"The Future Is Cao"

Less than 24 hours after his upset defeat of a longtime Democratic congressman from New Orleans, Anh "Joseph" Cao found the weight of the entire Republican Party resting on his diminutive shoulders.

The chairman of the Republican National Committee said Cao's election Saturday night showed that, even battered and bruised from political drubbings in the past two years, Republicans "still know how to win elections." House Minority Leader John A. Boehner (R-Ohio) was more blunt, issuing a memo Sunday declaring: "The future is Cao."

Well it might have helped that Anh "Joseph" Cao ran against a political corpse, indicted Congressman William J. Jefferson down in the Louisiana 04. It's not much different than up in Alaska where Mark Begich bested convicted felon Senator Ted Stevens. Still for the GOP, Anh Joseph Cao, the first Vietnamese-American elected to the US Congress, is a bright hope even if the GOP establishment didn't offer him much support for his historic run.

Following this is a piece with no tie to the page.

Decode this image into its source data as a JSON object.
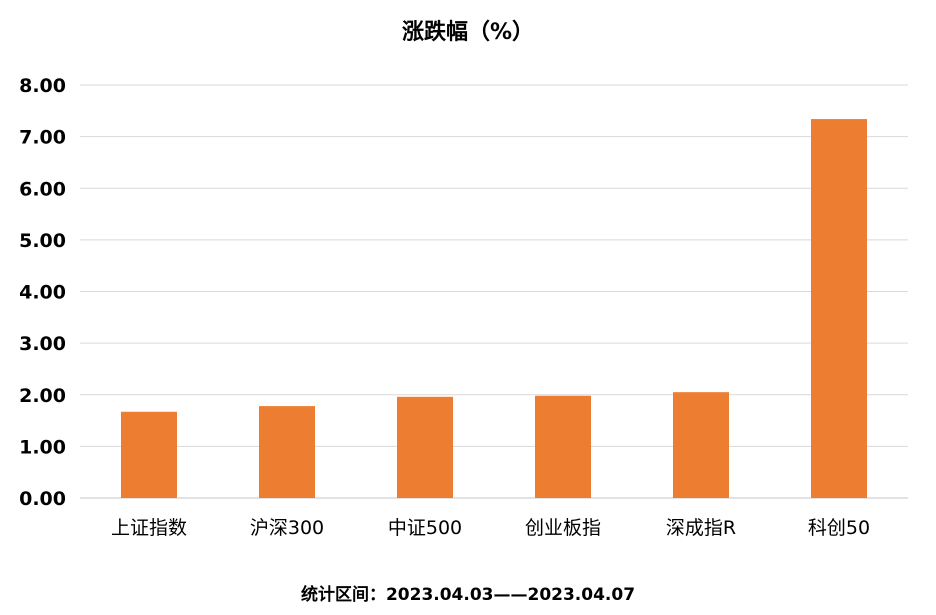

Yet just three weeks ago, no one in the GOP establishment had even heard of Cao. They didn't know his improbable story of triumph -- how he fled war-torn Vietnam after the fall of Saigon as an 8-year-old refugee jammed into a helicopter. Now they've seized on his rags-to-political riches story, along with the victory last week of Sen. Saxby Chambliss in a special election in Georgia, as rare pieces of good news after the dismal November elections.

Vietnamese-Americans have long supported the GOP for reasons not unlike those of the Cuban-American community, a hatred of a communist system that they feel stole their country from them. Every April, here in San Francisco, Vietnamese-Americans will gather to commemorate the fall of Saigon. Every year, that crowd gets thinner and decidedly older.